Elle entre dans le décor en majesté, par la grande porte figurée par les piliers (qui délimitent ainsi un nouveau plateau, créant un autre espace, redéfinissant l’altitude : elle est en haut des marches, plus haut que le catwalk, mais pas encore dans les gradins). A noter : le visage du gros homme qui l’accompagne, en partie dissimulé par un pilier, montre le peu d’importance que Chaland accorde à celui-ci (il n’est qu’un appendice, au mieux).

Mais cacher cet appendice en partie est justement ce qui est amusant :  on remarque qu'il plastronne, la tête redressée et le nez en l'air, comme un soldat qui défile (!), ou comme un chasseur venant exhiber son dernier trophée. Ce doit être un nanti, un « puissant de ce monde », pour ainsi  entrer en retard, et le faire sans vergogne aucune : là est son privilège de caste. Mais il n’est qu’un personnage secondaire : l’élément perturbateur qui vient divertir l’assemblée (au sens étymologique de divertere, détourner), c’est elle.

Un glissement s’opère : nous avons l’étrange sensation de deux tableaux, l’un moderne, l’autre classique, qui seraient alors superposés, sans affecter la vision de l’un ou de l’autre, grâce à un effet de transparence. L’œil en crée vite un troisième : l’échappée figurée par le catwalk, ce hors-champ ainsi fantasmé par l’assemblage des deux autres.

Les vêtements du public, les appliques Art Déco, les croisillons de la balustrade ou les motifs identiques sur le rideau renvoient ainsi aux années 1930, quand les participants au défilé inventent un univers fantastique tout droit sorti d’un film de science-fiction. De la même façon, la coulée du défilé, si souple, si moderne, se heurte au hiératisme apparent des spectateurs. Les effets de rondeur (culotte bouffante, boules de glace, fraise, sac sphérique) contrastent avec une architecture rectiligne, droite, massive et imposante.

Toutefois, le mélange se fait parfois, en interne comme en externe : mélange des époques sur le catwalk (Antiquité des sandales tressées de la fraise, années 1960 du champignon-jockey, années 1930 des maillots de bain du couple poisson, Années Folles de la bogue-Joséphine Baker), mélange des signes dans la salle elle-même (le motif croisé présent dans les éléments de décor se retrouve dans le costume de l’homme-poisson, achevé dans l’œil-même du poisson).

Les mémoires de Joséphine Baker
Illustré par Paul Colin
Éditions Kra, 1927

C’est l’oeil courroucé de la grosse dame qui déchire le cadre : il trace une ligne, comme une flèche atteignant la retardataire, qui passerait, de manière très symbolique, par la femme-poisson.

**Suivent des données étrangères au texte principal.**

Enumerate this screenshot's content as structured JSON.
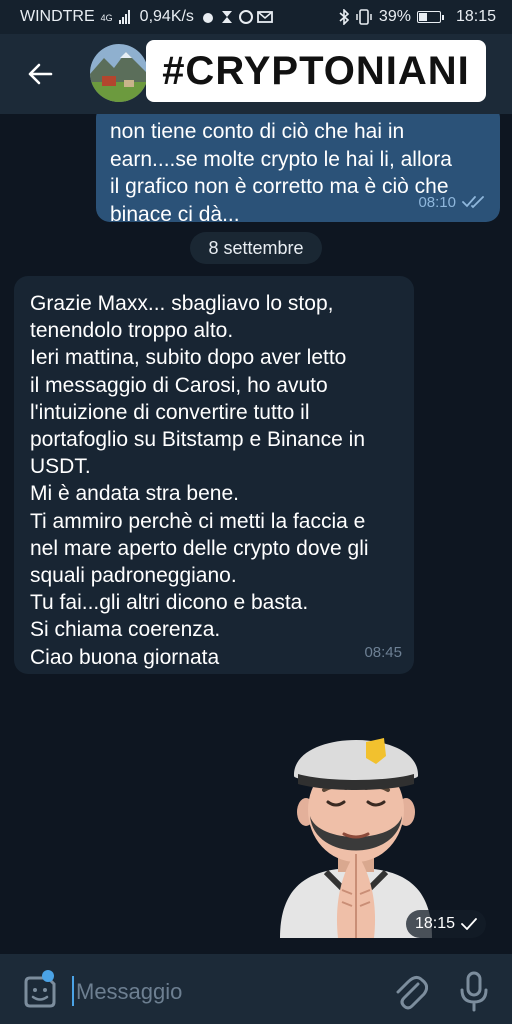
{
  "status_bar": {
    "carrier": "WINDTRE",
    "network": "4G",
    "speed": "0,94K/s",
    "battery": "39%",
    "battery_level": 0.39,
    "time": "18:15"
  },
  "header": {
    "channel_name": "#CRYPTONIANI",
    "back_icon": "arrow-left-icon"
  },
  "messages": {
    "outgoing": {
      "text": "non tiene conto di ciò che hai in\nearn....se molte crypto le hai li, allora\nil grafico non è corretto ma è ciò che\nbinace ci dà...",
      "time": "08:10"
    },
    "date_separator": "8 settembre",
    "incoming": {
      "text": "Grazie Maxx... sbagliavo lo stop,\ntenendolo troppo alto.\nIeri mattina, subito dopo aver letto\nil messaggio di Carosi, ho avuto\nl'intuizione di convertire tutto il\nportafoglio su Bitstamp e Binance in\nUSDT.\nMi è andata stra bene.\nTi ammiro perchè ci metti la faccia e\nnel mare aperto delle crypto dove gli\nsquali padroneggiano.\nTu fai...gli altri dicono e basta.\nSi chiama coerenza.\nCiao buona giornata",
      "time": "08:45"
    },
    "sticker": {
      "icon": "memoji-praying-sticker",
      "time": "18:15"
    }
  },
  "composer": {
    "placeholder": "Messaggio"
  },
  "colors": {
    "outgoing_bubble": "#2b5278",
    "incoming_bubble": "#182533",
    "chat_background": "#0e1621",
    "accent": "#4ba3e6"
  }
}
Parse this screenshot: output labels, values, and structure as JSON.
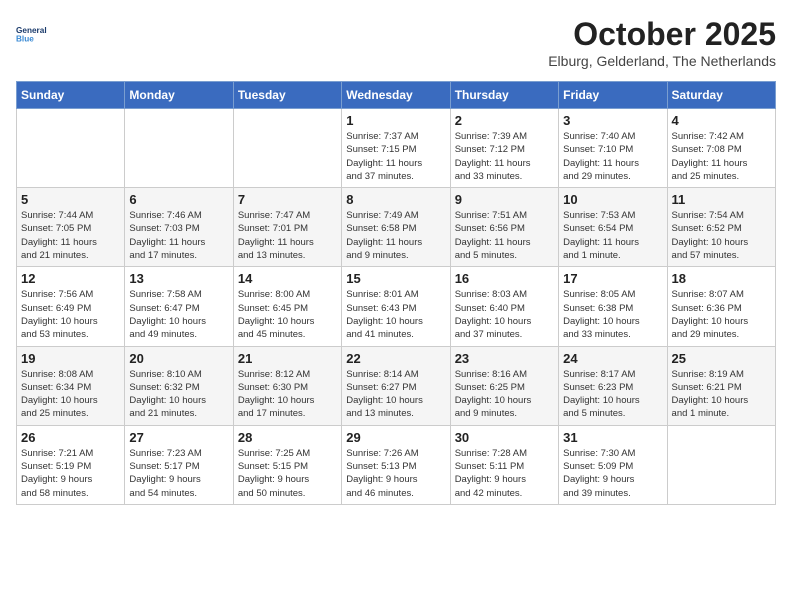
{
  "header": {
    "logo_line1": "General",
    "logo_line2": "Blue",
    "month_title": "October 2025",
    "location": "Elburg, Gelderland, The Netherlands"
  },
  "weekdays": [
    "Sunday",
    "Monday",
    "Tuesday",
    "Wednesday",
    "Thursday",
    "Friday",
    "Saturday"
  ],
  "weeks": [
    [
      {
        "day": "",
        "info": ""
      },
      {
        "day": "",
        "info": ""
      },
      {
        "day": "",
        "info": ""
      },
      {
        "day": "1",
        "info": "Sunrise: 7:37 AM\nSunset: 7:15 PM\nDaylight: 11 hours\nand 37 minutes."
      },
      {
        "day": "2",
        "info": "Sunrise: 7:39 AM\nSunset: 7:12 PM\nDaylight: 11 hours\nand 33 minutes."
      },
      {
        "day": "3",
        "info": "Sunrise: 7:40 AM\nSunset: 7:10 PM\nDaylight: 11 hours\nand 29 minutes."
      },
      {
        "day": "4",
        "info": "Sunrise: 7:42 AM\nSunset: 7:08 PM\nDaylight: 11 hours\nand 25 minutes."
      }
    ],
    [
      {
        "day": "5",
        "info": "Sunrise: 7:44 AM\nSunset: 7:05 PM\nDaylight: 11 hours\nand 21 minutes."
      },
      {
        "day": "6",
        "info": "Sunrise: 7:46 AM\nSunset: 7:03 PM\nDaylight: 11 hours\nand 17 minutes."
      },
      {
        "day": "7",
        "info": "Sunrise: 7:47 AM\nSunset: 7:01 PM\nDaylight: 11 hours\nand 13 minutes."
      },
      {
        "day": "8",
        "info": "Sunrise: 7:49 AM\nSunset: 6:58 PM\nDaylight: 11 hours\nand 9 minutes."
      },
      {
        "day": "9",
        "info": "Sunrise: 7:51 AM\nSunset: 6:56 PM\nDaylight: 11 hours\nand 5 minutes."
      },
      {
        "day": "10",
        "info": "Sunrise: 7:53 AM\nSunset: 6:54 PM\nDaylight: 11 hours\nand 1 minute."
      },
      {
        "day": "11",
        "info": "Sunrise: 7:54 AM\nSunset: 6:52 PM\nDaylight: 10 hours\nand 57 minutes."
      }
    ],
    [
      {
        "day": "12",
        "info": "Sunrise: 7:56 AM\nSunset: 6:49 PM\nDaylight: 10 hours\nand 53 minutes."
      },
      {
        "day": "13",
        "info": "Sunrise: 7:58 AM\nSunset: 6:47 PM\nDaylight: 10 hours\nand 49 minutes."
      },
      {
        "day": "14",
        "info": "Sunrise: 8:00 AM\nSunset: 6:45 PM\nDaylight: 10 hours\nand 45 minutes."
      },
      {
        "day": "15",
        "info": "Sunrise: 8:01 AM\nSunset: 6:43 PM\nDaylight: 10 hours\nand 41 minutes."
      },
      {
        "day": "16",
        "info": "Sunrise: 8:03 AM\nSunset: 6:40 PM\nDaylight: 10 hours\nand 37 minutes."
      },
      {
        "day": "17",
        "info": "Sunrise: 8:05 AM\nSunset: 6:38 PM\nDaylight: 10 hours\nand 33 minutes."
      },
      {
        "day": "18",
        "info": "Sunrise: 8:07 AM\nSunset: 6:36 PM\nDaylight: 10 hours\nand 29 minutes."
      }
    ],
    [
      {
        "day": "19",
        "info": "Sunrise: 8:08 AM\nSunset: 6:34 PM\nDaylight: 10 hours\nand 25 minutes."
      },
      {
        "day": "20",
        "info": "Sunrise: 8:10 AM\nSunset: 6:32 PM\nDaylight: 10 hours\nand 21 minutes."
      },
      {
        "day": "21",
        "info": "Sunrise: 8:12 AM\nSunset: 6:30 PM\nDaylight: 10 hours\nand 17 minutes."
      },
      {
        "day": "22",
        "info": "Sunrise: 8:14 AM\nSunset: 6:27 PM\nDaylight: 10 hours\nand 13 minutes."
      },
      {
        "day": "23",
        "info": "Sunrise: 8:16 AM\nSunset: 6:25 PM\nDaylight: 10 hours\nand 9 minutes."
      },
      {
        "day": "24",
        "info": "Sunrise: 8:17 AM\nSunset: 6:23 PM\nDaylight: 10 hours\nand 5 minutes."
      },
      {
        "day": "25",
        "info": "Sunrise: 8:19 AM\nSunset: 6:21 PM\nDaylight: 10 hours\nand 1 minute."
      }
    ],
    [
      {
        "day": "26",
        "info": "Sunrise: 7:21 AM\nSunset: 5:19 PM\nDaylight: 9 hours\nand 58 minutes."
      },
      {
        "day": "27",
        "info": "Sunrise: 7:23 AM\nSunset: 5:17 PM\nDaylight: 9 hours\nand 54 minutes."
      },
      {
        "day": "28",
        "info": "Sunrise: 7:25 AM\nSunset: 5:15 PM\nDaylight: 9 hours\nand 50 minutes."
      },
      {
        "day": "29",
        "info": "Sunrise: 7:26 AM\nSunset: 5:13 PM\nDaylight: 9 hours\nand 46 minutes."
      },
      {
        "day": "30",
        "info": "Sunrise: 7:28 AM\nSunset: 5:11 PM\nDaylight: 9 hours\nand 42 minutes."
      },
      {
        "day": "31",
        "info": "Sunrise: 7:30 AM\nSunset: 5:09 PM\nDaylight: 9 hours\nand 39 minutes."
      },
      {
        "day": "",
        "info": ""
      }
    ]
  ]
}
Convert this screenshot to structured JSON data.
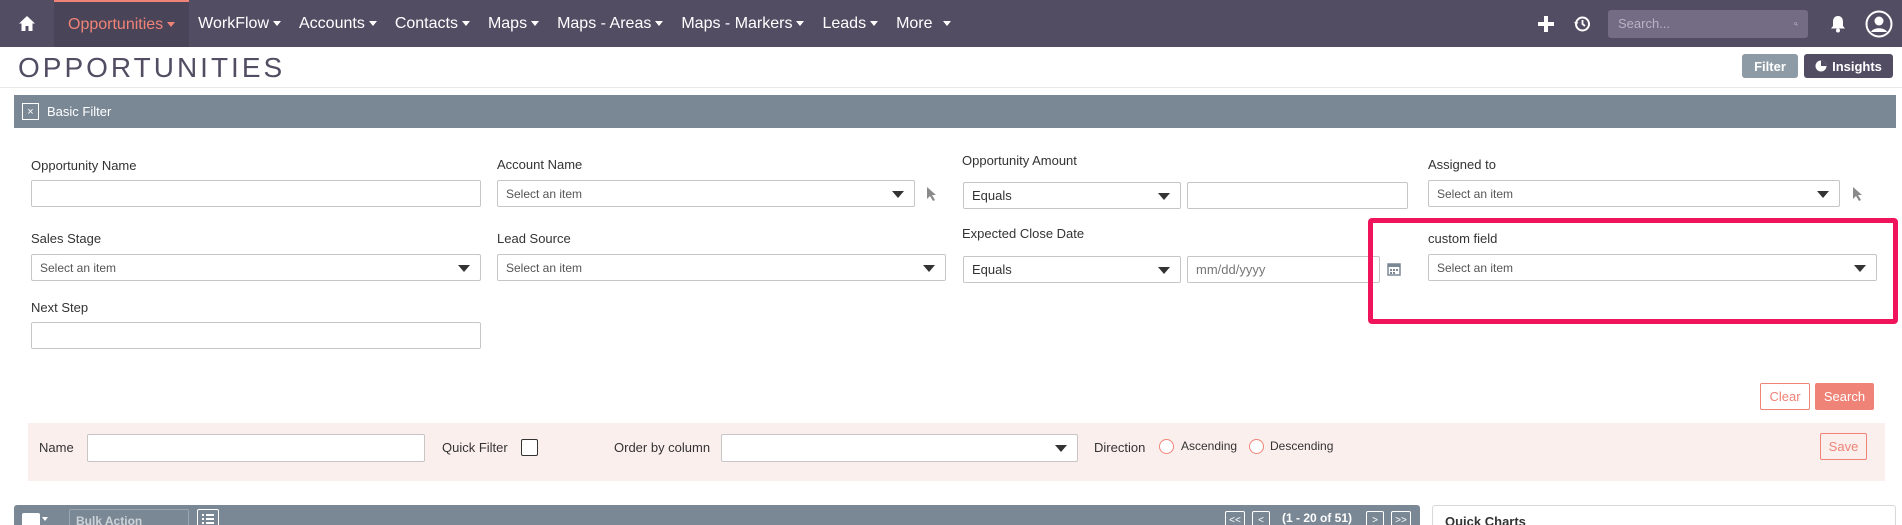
{
  "nav": {
    "items": [
      {
        "label": "Opportunities",
        "active": true
      },
      {
        "label": "WorkFlow"
      },
      {
        "label": "Accounts"
      },
      {
        "label": "Contacts"
      },
      {
        "label": "Maps"
      },
      {
        "label": "Maps - Areas"
      },
      {
        "label": "Maps - Markers"
      },
      {
        "label": "Leads"
      },
      {
        "label": "More"
      }
    ],
    "search_placeholder": "Search..."
  },
  "page": {
    "title": "OPPORTUNITIES",
    "filter_button": "Filter",
    "insights_button": "Insights"
  },
  "filter": {
    "header": "Basic Filter",
    "close_glyph": "×",
    "opportunity_name": {
      "label": "Opportunity Name",
      "value": ""
    },
    "account_name": {
      "label": "Account Name",
      "placeholder": "Select an item"
    },
    "opportunity_amount": {
      "label": "Opportunity Amount",
      "operator": "Equals",
      "value": ""
    },
    "assigned_to": {
      "label": "Assigned to",
      "placeholder": "Select an item"
    },
    "sales_stage": {
      "label": "Sales Stage",
      "placeholder": "Select an item"
    },
    "lead_source": {
      "label": "Lead Source",
      "placeholder": "Select an item"
    },
    "expected_close_date": {
      "label": "Expected Close Date",
      "operator": "Equals",
      "placeholder": "mm/dd/yyyy"
    },
    "custom_field": {
      "label": "custom field",
      "placeholder": "Select an item"
    },
    "next_step": {
      "label": "Next Step",
      "value": ""
    },
    "clear_button": "Clear",
    "search_button": "Search"
  },
  "saved_search": {
    "name_label": "Name",
    "quick_filter_label": "Quick Filter",
    "order_by_label": "Order by column",
    "direction_label": "Direction",
    "ascending_label": "Ascending",
    "descending_label": "Descending",
    "save_button": "Save"
  },
  "list": {
    "bulk_action": "Bulk Action",
    "page_first": "<<",
    "page_prev": "<",
    "pagination": "(1 - 20 of 51)",
    "page_next": ">",
    "page_last": ">>",
    "quick_charts": "Quick Charts"
  },
  "colors": {
    "nav_bg": "#534d64",
    "accent": "#f08377",
    "filter_header": "#7a8895",
    "highlight": "#f0145c"
  }
}
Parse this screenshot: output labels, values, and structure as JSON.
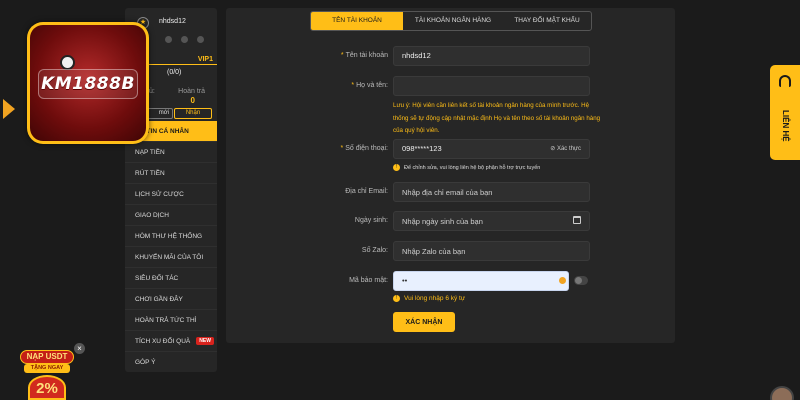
{
  "sidebar": {
    "username": "nhdsd12",
    "vip": "VIP1",
    "progress": "(0/0)",
    "ngay_label": "ủ:",
    "hoantra_label": "Hoàn trả",
    "hoantra_value": "0",
    "btn_moi": "mới",
    "btn_nhan": "Nhận",
    "new_badge": "NEW",
    "items": [
      {
        "label": "NG TIN CÁ NHÂN"
      },
      {
        "label": "NẠP TIỀN"
      },
      {
        "label": "RÚT TIỀN"
      },
      {
        "label": "LỊCH SỬ CƯỢC"
      },
      {
        "label": "GIAO DỊCH"
      },
      {
        "label": "HÒM THƯ HỆ THỐNG"
      },
      {
        "label": "KHUYẾN MÃI CỦA TÔI"
      },
      {
        "label": "SIÊU ĐỐI TÁC"
      },
      {
        "label": "CHƠI GẦN ĐÂY"
      },
      {
        "label": "HOÀN TRẢ TỨC THÌ"
      },
      {
        "label": "TÍCH XU ĐỔI QUÀ"
      },
      {
        "label": "GÓP Ý"
      }
    ]
  },
  "logo": {
    "text": "KM1888B"
  },
  "tabs": [
    {
      "label": "TÊN TÀI KHOẢN"
    },
    {
      "label": "TÀI KHOẢN NGÂN HÀNG"
    },
    {
      "label": "THAY ĐỔI MẬT KHẨU"
    }
  ],
  "form": {
    "required_mark": "*",
    "username": {
      "label": "Tên tài khoản",
      "value": "nhdsd12"
    },
    "fullname": {
      "label": "Họ và tên:",
      "value": ""
    },
    "note": "Lưu ý: Hội viên cần liên kết số tài khoản ngân hàng của mình trước. Hệ thống sẽ tự động cập nhật mặc định Họ và tên theo số tài khoản ngân hàng của quý hội viên.",
    "phone": {
      "label": "Số điện thoại:",
      "value": "098*****123",
      "action": "Xác thực"
    },
    "phone_hint": "Để chỉnh sửa, vui lòng liên hệ bộ phận hỗ trợ trực tuyến",
    "email": {
      "label": "Địa chỉ Email:",
      "placeholder": "Nhập địa chỉ email của bạn"
    },
    "birthday": {
      "label": "Ngày sinh:",
      "placeholder": "Nhập ngày sinh của bạn"
    },
    "zalo": {
      "label": "Số Zalo:",
      "placeholder": "Nhập Zalo của bạn"
    },
    "security": {
      "label": "Mã bảo mật:",
      "value": "••"
    },
    "security_hint": "Vui lòng nhập 6 ký tự",
    "submit": "XÁC NHẬN"
  },
  "contact": {
    "label": "LIÊN HỆ"
  },
  "promo": {
    "line1": "NẠP USDT",
    "line2": "TẶNG NGAY",
    "percent": "2%",
    "close": "×"
  },
  "colors": {
    "accent": "#ffbe17",
    "panel": "#262626",
    "background": "#1b1b1b",
    "danger": "#d9231d"
  }
}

Ce trajet croise alors la cape que cette dernière tient comme une muleta : nous voyons bien qui voit rouge et figure le taureau aux naseaux fumants ! La femme-poisson peut être vue comme une médiane de la retardataire, qui, par son jeu de corps, sa démarche, sa disposition dans le plan, semble voler le regard, et, usurpant la qualité de mannequin, proposer son propre défilé.

Ou alors, ce regard furibard exerce-t-il une trajectoire plus courbe : surplombant le défilé, il serait comme un pont atteignant directement la nouvelle arrivante. Une diagonale qui en ferait une perpendiculaire à la scène, la perspective la dirigeant vers le haut des escaliers

C’est dans ce changement constant de perspective que la valse se déroule : pour chaque duo qui se forme, une troisième partie vient s’inviter. Si tout est double en apparence, dans l’appariement comme dans la confrontation, rien n’est jamais figé, tout se dilue toujours, pour se reconstituer plus loin. Ainsi des couples de mannequins (la jeunesse, les saisons à venir), des couple de spectateurs (l’âge mûr, les saisons passées) :  Chaland envoie valser les perspectives, il les renvoie valser, même : c’est en effet une valse de  saisons, pas des  saisons à laquelle nous assistons– cet indéfini en signale l’éternel recommencement des événements, des attitudes ou des postures.

Banalité de l’apparat, ironie de l’apprêt – et jouissance pure du spectateur/voyeur : il peut achever d’obéir à sa pulsion scopique la plus essentielle, tout en déroulant l’exégèse sur le dessin en train de se constituer. C’est d’une modernité absolue, et cela fait de cette image un classique instantané. Le malaise créé par le déséquilibre (ce qui est vu d’abord n’est pas ce qui doit être compris à la fin) fait place à un triomphe toujours renouvelé. Il consacre la responsabilité de celui qui regarde, en ce qu’il n’est pas simple témoin : c’est à lui de jouer, de prendre sa part – y compris, quelle ironie, cet aveugle à la canne levée !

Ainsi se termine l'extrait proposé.